480px | 640px | 800px | 1024px | full

GORA-174: GORA compiler does not handle ["string", "null"] unions in the AVRO schema

feb-2013

The aim of the patch is to make the compiler handle Avro unions in schemas. This will make possible optional fields.

Avro specification shows how are UNIONs serialized: first goes a long with the index of the union element, and second goes the value. Specifically for HBase, the value in a column will be first a byte as index, followed by serialized bytes of data.

In an Avro schema, the first element in the union is considered the default type. At this moment is not implemented (nor planned).

After implementing this fix, it is warned not modifying production schemas to add optional fields because data will be incompatible. This is a big issue with Nutch, since in NUTCH-1477 webpage's schema will be modified and will break data compatibility AT LEAST in HBase.

The issue in HBase backend

HBase backend writes in 2 levels: In Gora 0.2.1, given a HBase <family:column> , if data being written is not a record,map or array (so, a basic type), the data is raw written. If you have a value composed of two or more nested levels for a <family:column> , data gets serializaed with Avro so it fits in one column.

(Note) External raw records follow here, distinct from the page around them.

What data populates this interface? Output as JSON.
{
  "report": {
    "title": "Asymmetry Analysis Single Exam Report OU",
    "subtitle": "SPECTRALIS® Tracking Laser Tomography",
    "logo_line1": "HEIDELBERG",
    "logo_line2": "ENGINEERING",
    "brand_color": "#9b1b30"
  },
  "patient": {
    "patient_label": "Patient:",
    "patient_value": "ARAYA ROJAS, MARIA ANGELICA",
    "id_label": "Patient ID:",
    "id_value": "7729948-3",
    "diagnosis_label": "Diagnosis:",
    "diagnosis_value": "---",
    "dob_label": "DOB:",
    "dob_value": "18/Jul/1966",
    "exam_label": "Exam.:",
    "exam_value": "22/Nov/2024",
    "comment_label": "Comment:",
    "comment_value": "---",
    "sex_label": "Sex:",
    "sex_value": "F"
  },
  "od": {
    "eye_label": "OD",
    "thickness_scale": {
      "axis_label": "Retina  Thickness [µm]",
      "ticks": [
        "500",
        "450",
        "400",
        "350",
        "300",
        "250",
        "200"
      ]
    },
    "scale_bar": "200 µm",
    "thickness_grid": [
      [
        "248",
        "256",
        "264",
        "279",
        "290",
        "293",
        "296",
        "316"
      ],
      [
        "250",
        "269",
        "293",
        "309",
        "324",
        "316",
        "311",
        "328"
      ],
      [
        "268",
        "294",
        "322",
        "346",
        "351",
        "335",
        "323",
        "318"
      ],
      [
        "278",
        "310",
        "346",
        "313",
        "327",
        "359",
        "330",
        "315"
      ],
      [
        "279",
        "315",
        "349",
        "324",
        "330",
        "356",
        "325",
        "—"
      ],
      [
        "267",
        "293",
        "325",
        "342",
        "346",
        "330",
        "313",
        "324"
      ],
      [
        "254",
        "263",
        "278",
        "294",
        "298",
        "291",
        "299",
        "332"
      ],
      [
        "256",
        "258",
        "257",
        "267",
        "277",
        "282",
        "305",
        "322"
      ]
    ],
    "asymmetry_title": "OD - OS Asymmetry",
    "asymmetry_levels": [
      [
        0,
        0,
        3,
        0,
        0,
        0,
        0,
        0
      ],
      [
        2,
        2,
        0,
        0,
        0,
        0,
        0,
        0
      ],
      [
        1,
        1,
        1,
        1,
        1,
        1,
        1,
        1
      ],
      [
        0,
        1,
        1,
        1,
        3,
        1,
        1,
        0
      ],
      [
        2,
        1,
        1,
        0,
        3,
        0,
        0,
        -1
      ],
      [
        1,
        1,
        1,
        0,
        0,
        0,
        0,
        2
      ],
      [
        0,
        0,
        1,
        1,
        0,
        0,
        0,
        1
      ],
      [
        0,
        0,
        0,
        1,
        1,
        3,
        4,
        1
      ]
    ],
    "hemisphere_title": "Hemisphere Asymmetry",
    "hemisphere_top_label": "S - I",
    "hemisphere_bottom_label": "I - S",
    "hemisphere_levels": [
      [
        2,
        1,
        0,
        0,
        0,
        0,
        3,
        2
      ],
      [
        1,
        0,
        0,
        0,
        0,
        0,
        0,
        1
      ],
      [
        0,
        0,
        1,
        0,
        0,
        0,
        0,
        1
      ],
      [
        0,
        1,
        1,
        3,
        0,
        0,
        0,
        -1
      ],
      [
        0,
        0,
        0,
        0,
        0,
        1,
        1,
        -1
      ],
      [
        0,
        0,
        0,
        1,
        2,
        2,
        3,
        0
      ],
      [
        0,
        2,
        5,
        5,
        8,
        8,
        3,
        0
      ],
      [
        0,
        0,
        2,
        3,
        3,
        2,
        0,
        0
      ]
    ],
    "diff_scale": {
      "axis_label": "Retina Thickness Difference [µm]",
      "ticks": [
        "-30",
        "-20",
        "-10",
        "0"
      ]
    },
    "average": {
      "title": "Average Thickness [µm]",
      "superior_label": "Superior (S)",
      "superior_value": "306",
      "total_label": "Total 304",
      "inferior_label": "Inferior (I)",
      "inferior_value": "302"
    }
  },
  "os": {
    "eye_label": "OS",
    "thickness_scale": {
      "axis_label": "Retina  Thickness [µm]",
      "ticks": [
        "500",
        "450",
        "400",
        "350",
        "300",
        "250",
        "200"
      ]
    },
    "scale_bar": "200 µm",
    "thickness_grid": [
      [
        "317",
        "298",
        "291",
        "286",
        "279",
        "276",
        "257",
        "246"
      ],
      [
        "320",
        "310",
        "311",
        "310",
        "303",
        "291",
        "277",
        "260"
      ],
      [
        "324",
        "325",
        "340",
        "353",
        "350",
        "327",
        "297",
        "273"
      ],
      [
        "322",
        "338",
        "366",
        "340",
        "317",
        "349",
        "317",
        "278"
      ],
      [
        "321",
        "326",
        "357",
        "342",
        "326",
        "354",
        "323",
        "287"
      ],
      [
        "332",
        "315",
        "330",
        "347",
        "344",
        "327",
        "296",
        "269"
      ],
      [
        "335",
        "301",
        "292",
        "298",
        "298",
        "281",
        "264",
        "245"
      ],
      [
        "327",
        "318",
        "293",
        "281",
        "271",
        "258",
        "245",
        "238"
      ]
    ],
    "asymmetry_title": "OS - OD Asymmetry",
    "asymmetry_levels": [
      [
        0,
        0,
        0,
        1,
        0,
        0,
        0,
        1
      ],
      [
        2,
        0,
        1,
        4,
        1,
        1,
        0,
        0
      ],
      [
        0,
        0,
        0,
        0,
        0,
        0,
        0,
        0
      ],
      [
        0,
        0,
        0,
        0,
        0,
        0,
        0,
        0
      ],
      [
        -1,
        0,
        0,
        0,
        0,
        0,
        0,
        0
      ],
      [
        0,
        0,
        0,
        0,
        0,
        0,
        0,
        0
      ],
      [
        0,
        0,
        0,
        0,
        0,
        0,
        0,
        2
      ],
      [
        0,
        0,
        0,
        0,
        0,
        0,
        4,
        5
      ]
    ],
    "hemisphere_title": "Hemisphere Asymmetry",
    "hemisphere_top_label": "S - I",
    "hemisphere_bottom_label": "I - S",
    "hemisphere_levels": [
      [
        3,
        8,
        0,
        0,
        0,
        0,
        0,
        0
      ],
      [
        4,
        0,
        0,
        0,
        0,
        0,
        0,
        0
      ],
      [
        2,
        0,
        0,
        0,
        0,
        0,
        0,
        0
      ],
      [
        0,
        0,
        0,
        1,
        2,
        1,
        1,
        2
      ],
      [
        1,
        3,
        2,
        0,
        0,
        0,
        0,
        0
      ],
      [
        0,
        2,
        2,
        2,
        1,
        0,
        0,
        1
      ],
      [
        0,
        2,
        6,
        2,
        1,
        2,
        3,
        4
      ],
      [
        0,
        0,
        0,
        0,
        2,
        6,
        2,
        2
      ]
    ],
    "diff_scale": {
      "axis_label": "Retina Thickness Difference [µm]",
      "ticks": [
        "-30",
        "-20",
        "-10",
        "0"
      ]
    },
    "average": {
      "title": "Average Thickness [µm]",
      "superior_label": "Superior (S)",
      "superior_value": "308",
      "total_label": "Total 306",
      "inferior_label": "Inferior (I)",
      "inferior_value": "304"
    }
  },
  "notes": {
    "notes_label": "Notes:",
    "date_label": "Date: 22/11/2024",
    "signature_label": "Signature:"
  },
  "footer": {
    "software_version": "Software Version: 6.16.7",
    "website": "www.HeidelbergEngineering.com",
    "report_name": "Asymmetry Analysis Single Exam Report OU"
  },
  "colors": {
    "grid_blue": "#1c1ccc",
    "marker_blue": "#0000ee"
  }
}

After implementing GORA-174, the first level data will not be raw written. Here is an example. For come column called 'mytext':

 fam:mytext = This is the text

Updating 'mytext' to be optional modifying the schema to look as ["null","string"], the codification would be as following:

 col_name       content:index+value
 ----------     ---------------------------
 fam:mytext     \x01This is the text

Incompatibilities

This are incompatibilities if a new schema with unions is used with old data:

  1. In Gora 0.2.1, 1-level data could be read easily by other ways just as serialized java objects. After the patch, optional fields would not keep this feature because of index byte.
  2. A schema with any optional field will be incompatible with legacy data.

Solutions

  1. Create a configuration opt-in option for a DataStore to write null-plus-onetype-unions without the index byte and delete the column when null. Process properly when reading. This allows other systems to read HBase data directly easily.
  2. Create a deprecated configuration option that will parse schemas ignoring unions and nulls, and will work like Gora 0.2.1.

Further works

Will be desirable to not write fields with the default value (and save one HBase column).